Margaret Brown Howden was one of perhaps few real innocents going abroad. As she stood on the wharf at Birkenhead in May 1854, twenty-three-year-old Maggie was thinking of one thing only: her fiancé, dear Jamie. The farewell dinners in her native Scotland, the last calls, the settling of accounts, the shopping and packing and getting of gifts, being driven to the station by tearful relations—these things were all behind her now. Maggie was sad, but stoic: we cannot know what changes may take place, she wrote in her diary, [but] never shall I forget my dear home. Margaret was reared among the god-fearing gentility of the Scottish borders, the third daughter of Francis and Sophia Howden.

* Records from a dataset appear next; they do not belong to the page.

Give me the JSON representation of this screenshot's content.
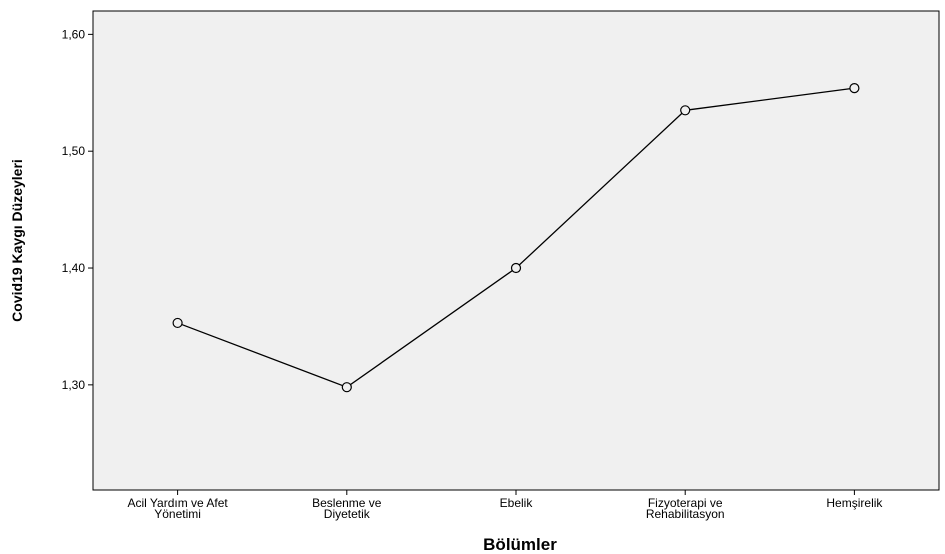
{
  "chart_data": {
    "type": "line",
    "title": "",
    "xlabel": "Bölümler",
    "ylabel": "Covid19 Kaygı Düzeyleri",
    "categories": [
      [
        "Acil Yardım ve Afet",
        "Yönetimi"
      ],
      [
        "Beslenme ve",
        "Diyetetik"
      ],
      [
        "Ebelik"
      ],
      [
        "Fizyoterapi ve",
        "Rehabilitasyon"
      ],
      [
        "Hemşirelik"
      ]
    ],
    "values": [
      1.353,
      1.298,
      1.4,
      1.535,
      1.554
    ],
    "ylim": [
      1.21,
      1.62
    ],
    "yticks": [
      1.3,
      1.4,
      1.5,
      1.6
    ],
    "ytick_labels": [
      "1,30",
      "1,40",
      "1,50",
      "1,60"
    ],
    "grid": false,
    "colors": {
      "plot_background": "#f0f0f0",
      "line": "#000000",
      "marker_stroke": "#000000"
    },
    "marker": "hollow-circle"
  }
}
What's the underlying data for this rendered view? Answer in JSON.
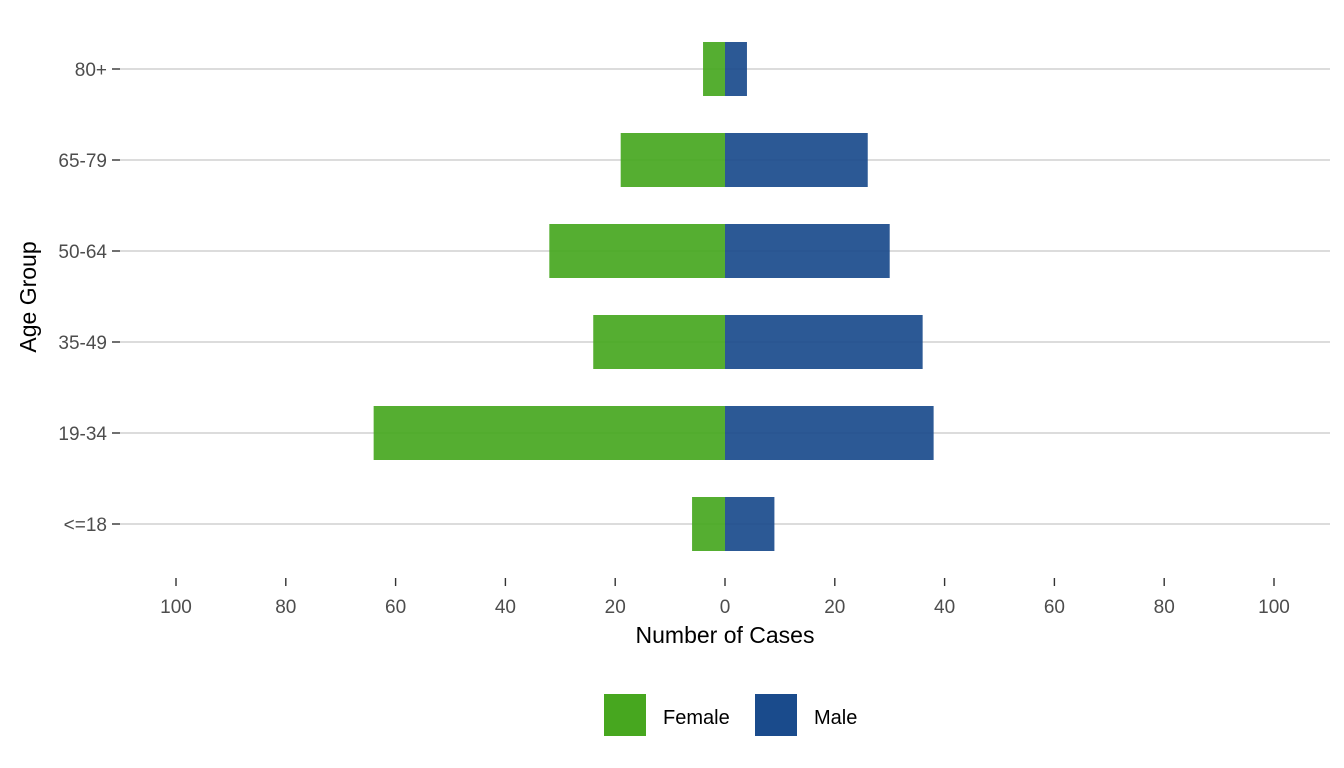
{
  "chart_data": {
    "type": "bar",
    "orientation": "horizontal",
    "layout": "population-pyramid",
    "title": "",
    "xlabel": "Number of Cases",
    "ylabel": "Age Group",
    "categories": [
      "<=18",
      "19-34",
      "35-49",
      "50-64",
      "65-79",
      "80+"
    ],
    "series": [
      {
        "name": "Female",
        "color": "#47a71f",
        "side": "left",
        "values": [
          6,
          64,
          24,
          32,
          19,
          4
        ]
      },
      {
        "name": "Male",
        "color": "#1a4b8c",
        "side": "right",
        "values": [
          9,
          38,
          36,
          30,
          26,
          4
        ]
      }
    ],
    "xlim": [
      -100,
      100
    ],
    "xticks": [
      -100,
      -80,
      -60,
      -40,
      -20,
      0,
      20,
      40,
      60,
      80,
      100
    ],
    "xtick_labels": [
      "100",
      "80",
      "60",
      "40",
      "20",
      "0",
      "20",
      "40",
      "60",
      "80",
      "100"
    ],
    "grid": "horizontal-major",
    "legend_position": "bottom"
  }
}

There is a touch of exotica about her belied by her sheltered upbringing: Margaret’s mother was born on the Prince of Wales Islands, later to become Penang, to a Chinese mother, Ennui, and a Scottish planter father, David Brown. But this was Maggie’s first time at sea. Oh dear! she wrote when the sails had been hoisted, the vessel was rolling and there was no turning back. I wish things would go on well to take me to my Jamie.
James Johnston, older brother of a dear friend, was waiting for Margaret Howden in Melbourne. James Johnston, Assistant Gold Commissioner at Ballarat: appointed in November 1853 with a salary of £400. James Johnston, nephew of George Johnston, famous in Australia for helping to arrest and depose Governor Bligh. Assistant Resident Commissioner James Johnston. Jamie. My Jamie.